On the south east side of Vancouver Island is a pastoral setting of rolling green fertile hills surrounded by rugged mountains and majestic softwood rainforests. The Cowichan’s long, Mediterranean like growing season and mild maritime winters make it the most important agricultural area on Vancouver Island and British Columbia’s newest wine-growing region.
The vineyard at Cherry Point was established in 1990 and since wine-growing was still new on Vancouver Island they planted the vineyard with several grape varieties, for nobody really knew which grapes suited the island’s soil and climate.
The vineyard is planted on a glacial moraine, a gravel and stony hill rich in minerals on top of the surrounding clay countryside.
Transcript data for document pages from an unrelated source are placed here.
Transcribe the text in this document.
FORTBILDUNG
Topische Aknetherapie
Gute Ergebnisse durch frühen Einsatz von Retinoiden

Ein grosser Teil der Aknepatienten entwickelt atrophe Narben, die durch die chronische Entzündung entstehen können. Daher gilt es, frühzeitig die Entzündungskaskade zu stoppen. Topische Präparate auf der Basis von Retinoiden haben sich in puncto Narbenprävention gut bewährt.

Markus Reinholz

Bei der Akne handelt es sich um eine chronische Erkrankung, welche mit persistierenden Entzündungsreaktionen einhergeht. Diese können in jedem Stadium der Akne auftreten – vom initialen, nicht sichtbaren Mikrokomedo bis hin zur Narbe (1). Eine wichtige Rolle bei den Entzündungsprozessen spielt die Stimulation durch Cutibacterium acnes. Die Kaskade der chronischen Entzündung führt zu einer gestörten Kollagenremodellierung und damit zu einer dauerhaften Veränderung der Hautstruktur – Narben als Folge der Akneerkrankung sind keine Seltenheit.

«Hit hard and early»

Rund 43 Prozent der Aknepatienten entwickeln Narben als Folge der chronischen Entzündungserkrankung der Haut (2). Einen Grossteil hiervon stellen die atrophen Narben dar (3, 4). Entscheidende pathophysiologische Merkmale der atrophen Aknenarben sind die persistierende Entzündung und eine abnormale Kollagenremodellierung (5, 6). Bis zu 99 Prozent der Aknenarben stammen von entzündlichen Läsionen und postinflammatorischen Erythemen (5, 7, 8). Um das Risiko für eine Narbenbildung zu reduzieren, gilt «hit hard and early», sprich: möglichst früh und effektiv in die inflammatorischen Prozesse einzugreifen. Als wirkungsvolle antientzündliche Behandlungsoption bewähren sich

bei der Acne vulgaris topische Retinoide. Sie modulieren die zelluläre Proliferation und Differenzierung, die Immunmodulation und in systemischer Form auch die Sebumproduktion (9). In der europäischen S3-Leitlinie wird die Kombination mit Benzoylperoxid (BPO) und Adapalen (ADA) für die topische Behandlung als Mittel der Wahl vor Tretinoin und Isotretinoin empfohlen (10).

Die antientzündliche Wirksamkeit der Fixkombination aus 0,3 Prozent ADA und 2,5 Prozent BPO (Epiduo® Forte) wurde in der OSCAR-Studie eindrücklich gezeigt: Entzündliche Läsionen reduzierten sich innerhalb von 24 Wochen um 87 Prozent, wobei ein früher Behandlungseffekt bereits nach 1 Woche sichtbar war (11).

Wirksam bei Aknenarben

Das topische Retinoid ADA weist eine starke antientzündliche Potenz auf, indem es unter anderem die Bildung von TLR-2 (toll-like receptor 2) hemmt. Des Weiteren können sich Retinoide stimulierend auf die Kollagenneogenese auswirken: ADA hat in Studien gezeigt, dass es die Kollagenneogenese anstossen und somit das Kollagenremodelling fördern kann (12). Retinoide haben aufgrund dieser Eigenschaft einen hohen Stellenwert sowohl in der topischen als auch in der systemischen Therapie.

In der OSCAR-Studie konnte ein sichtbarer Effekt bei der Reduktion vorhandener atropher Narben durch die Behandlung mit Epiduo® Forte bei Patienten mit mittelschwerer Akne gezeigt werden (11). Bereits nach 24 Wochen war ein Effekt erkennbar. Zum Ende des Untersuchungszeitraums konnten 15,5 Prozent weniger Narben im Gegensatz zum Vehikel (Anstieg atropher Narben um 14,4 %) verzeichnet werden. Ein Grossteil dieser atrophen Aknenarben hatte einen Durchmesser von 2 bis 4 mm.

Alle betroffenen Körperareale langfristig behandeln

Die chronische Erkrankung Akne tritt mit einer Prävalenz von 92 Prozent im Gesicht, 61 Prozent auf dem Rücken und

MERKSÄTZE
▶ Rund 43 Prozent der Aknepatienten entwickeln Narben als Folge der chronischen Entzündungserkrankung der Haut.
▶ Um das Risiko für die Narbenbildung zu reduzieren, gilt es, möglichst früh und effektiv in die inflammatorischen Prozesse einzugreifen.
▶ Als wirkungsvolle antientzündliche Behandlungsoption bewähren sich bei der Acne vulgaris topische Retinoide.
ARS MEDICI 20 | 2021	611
White round stones that lay exposed under the vines retain and reflect the sun’s heat and help to ripen the fruit long after the sun sets. The grapevines thrive in the gravel and sandy soil, an open soil they can get their roots down deep into, searching for water and nutrients. A large pond nearby catches the winter rain as it runs down the vineyard’s sloping hill and the mineral enriched water is judiciously irrigated back onto the vines when they need it in the summer.
Today the 24-acre vineyard is the second largest on Vancouver Island and consists of grapevines that flourish in Cherry Point’s microclimate. Ten main varieties and eight limited varieties are planted including Gewurztraminer, Pinot Gris, Pinot Blanc, Auxerrois, Pinot Noir, Agria, Ortega, Seigerrebe and Castel. Blackberry bushes surround the vineyard and the pests are few, for the leaf-hoppers favour blackberries over grapes.
The vineyard is owned by Xavier and Maria Bonilla. He is a Colombian-born agricultural economist who, with his trademark black beret, makes the archetypical French or Spanish vigneron.